Così non avete mai provato a risolvere davvero il problema.
Oh, avanti, si può mai risolvere la povertà? Si può mai risolvere il crimine? Si possono mai risolvere le malattie, la disoccupazione, la guerra o qualsiasi altro herpes sociale? Diamine, no. Si può solo sperare di renderli abbastanza gestibili da permettere alla gente di andare avanti con la propria vita. Non è cinismo, è maturità. Non si può fermare la pioggia. Si può solo costruire un tetto che non goccioli, o per lo meno che non goccioli sulla gente che voterà per te.

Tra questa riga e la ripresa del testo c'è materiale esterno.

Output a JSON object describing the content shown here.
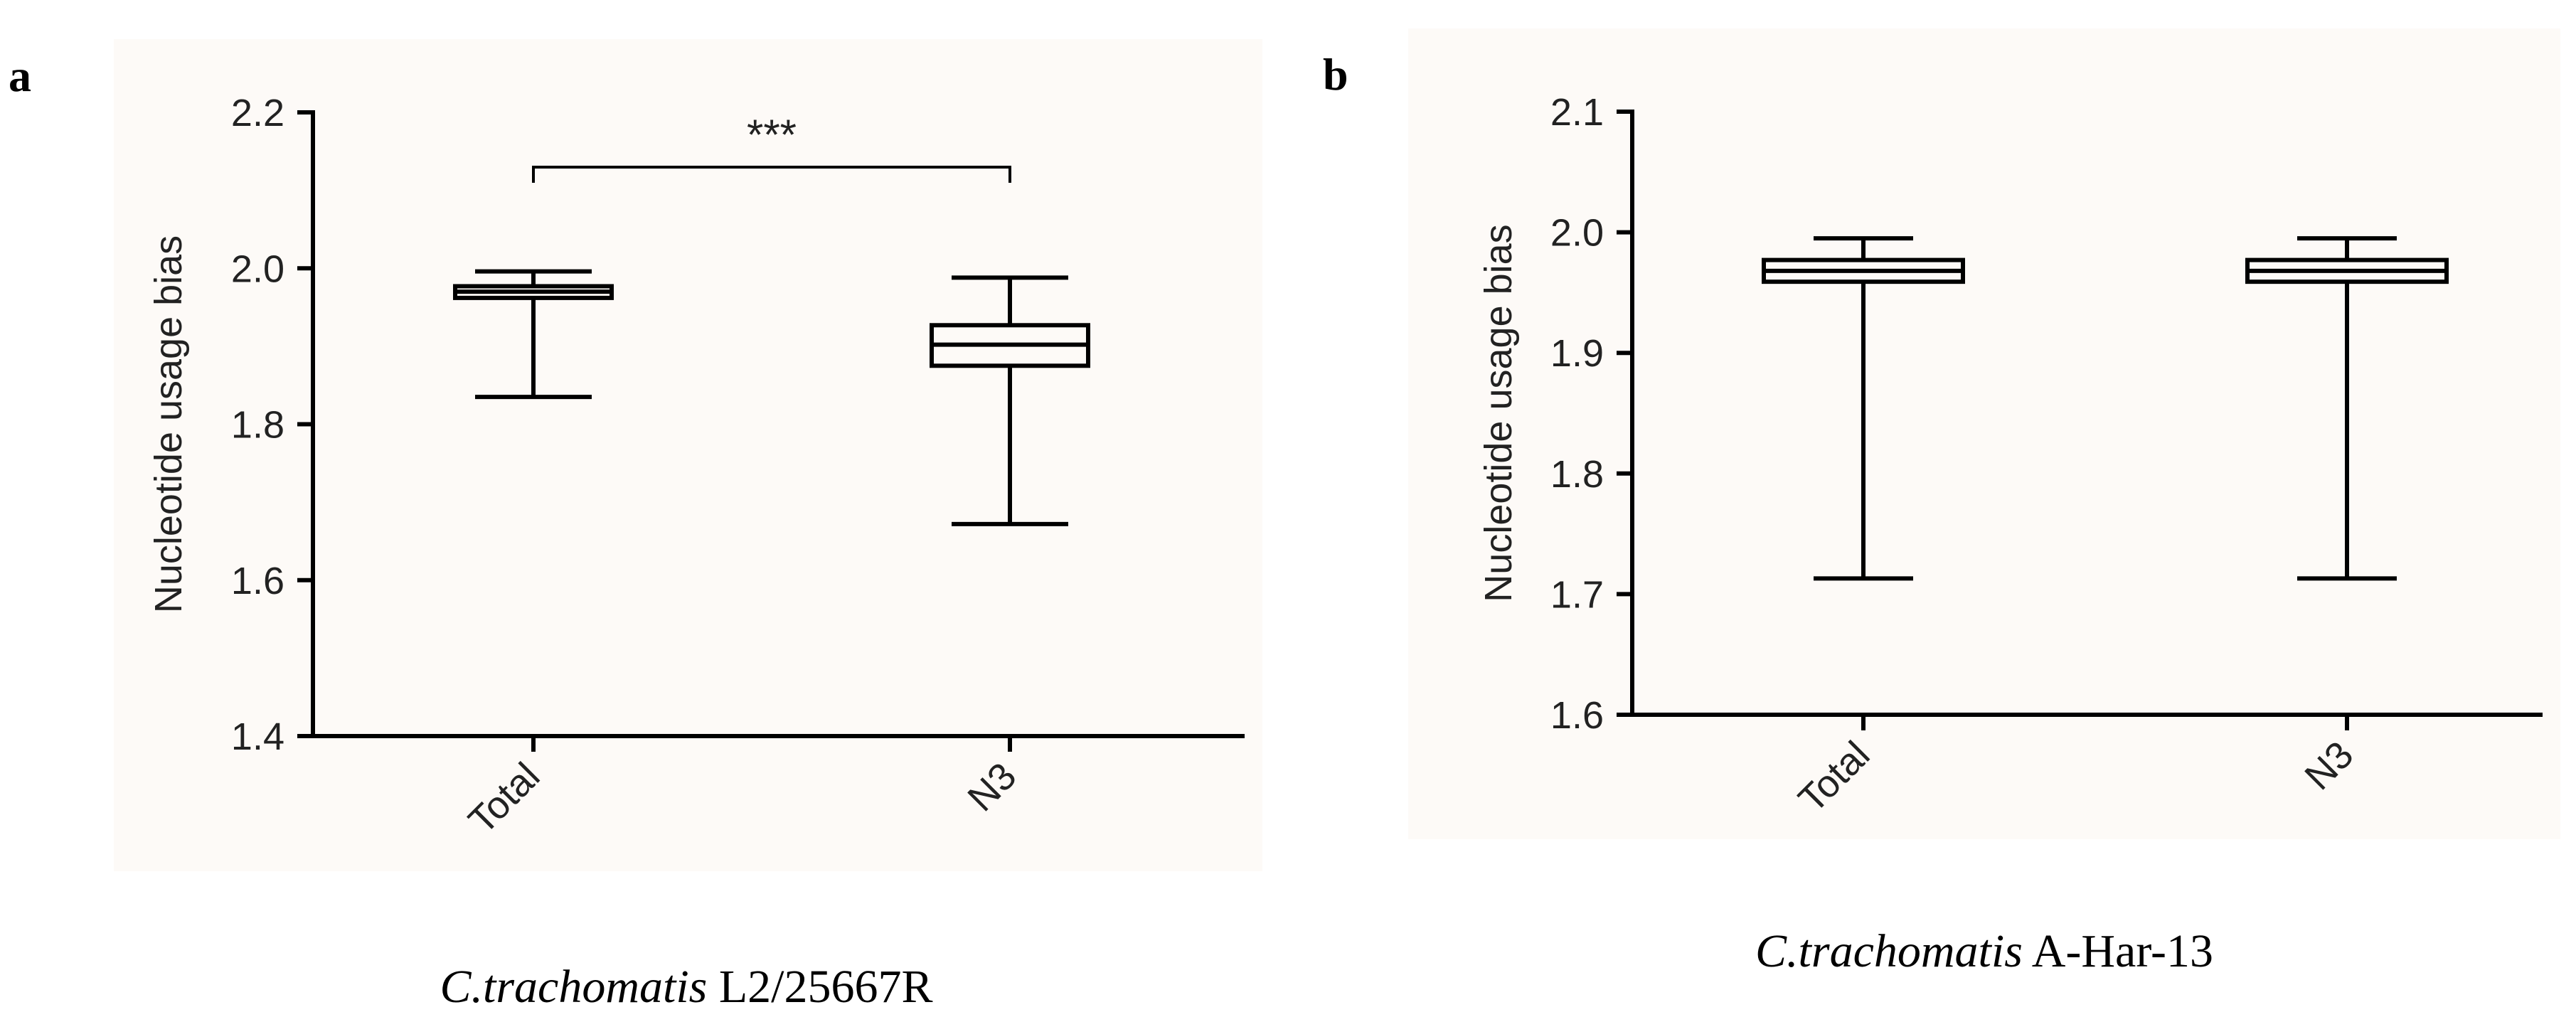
{
  "figure": {
    "background": "#fdfaf7",
    "panels": [
      {
        "letter": "a",
        "caption_species": "C.trachomatis",
        "caption_strain": "L2/25667R"
      },
      {
        "letter": "b",
        "caption_species": "C.trachomatis",
        "caption_strain": "A-Har-13"
      }
    ]
  },
  "chart_data": [
    {
      "type": "box",
      "ylabel": "Nucleotide usage bias",
      "ylim": [
        1.4,
        2.2
      ],
      "yticks": [
        "1.4",
        "1.6",
        "1.8",
        "2.0",
        "2.2"
      ],
      "categories": [
        "Total",
        "N3"
      ],
      "boxes": [
        {
          "category": "Total",
          "min": 1.835,
          "q1": 1.962,
          "median": 1.97,
          "q3": 1.977,
          "max": 1.996
        },
        {
          "category": "N3",
          "min": 1.672,
          "q1": 1.875,
          "median": 1.902,
          "q3": 1.927,
          "max": 1.988
        }
      ],
      "significance": {
        "between": [
          "Total",
          "N3"
        ],
        "label": "***"
      }
    },
    {
      "type": "box",
      "ylabel": "Nucleotide usage bias",
      "ylim": [
        1.6,
        2.1
      ],
      "yticks": [
        "1.6",
        "1.7",
        "1.8",
        "1.9",
        "2.0",
        "2.1"
      ],
      "categories": [
        "Total",
        "N3"
      ],
      "boxes": [
        {
          "category": "Total",
          "min": 1.713,
          "q1": 1.959,
          "median": 1.968,
          "q3": 1.977,
          "max": 1.995
        },
        {
          "category": "N3",
          "min": 1.713,
          "q1": 1.959,
          "median": 1.968,
          "q3": 1.977,
          "max": 1.995
        }
      ]
    }
  ]
}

L'uomo, in World War Z, è ricondotto a un problema fondamentale: quale scopo dare alla propria vita. Sopravvivere non è un motivo sufficiente. Di fronte alla minaccia, molti scelgono il suicidio, oppure diventano «quisling» (umani convinti di essere zombi e che si comportano in tutto e per tutto come loro), o infine cadono preda della «sindrome da disperazione apocalittica». Ma quando il problema è lo scopo, allora l'arte, con la sua capacità di ispirare, diventa fondamentale per trovare una risposta. La Sda è contrastata proprio grazie ai film del regista Roy Elliot, che infondono negli animi un particolare «tipo di bugia» chiamata «speranza». E altri personaggi citano opere letterarie scritte durante la guerra. Insomma: in caso di catastrofe c'è più bisogno di artisti che di manager e avvocati.
L'importanza di emozioni ed empatia esula da una visione ingenua: è invece ricondotto alla consapevolezza che in tempi di guerra si è chiamati a compiere scelte terribili, come ad esempio sacrificare vite umane come esca per gli zombi, salvando così un'intera città. Come dice uno dei personaggi «devi fare le tue scelte e convivere ogni giorno con lo strazio delle conseguenze di quelle scelte». Sentire il dolore altrui è l'unica strada per opporre un «noi» al mostro; altrimenti si è solo persone che obbediscono agli ordini. E in World War Z l'esecutore perfetto, instancabile e perennemente focalizzato sull'obiettivo, è per l'appunto lo zombi.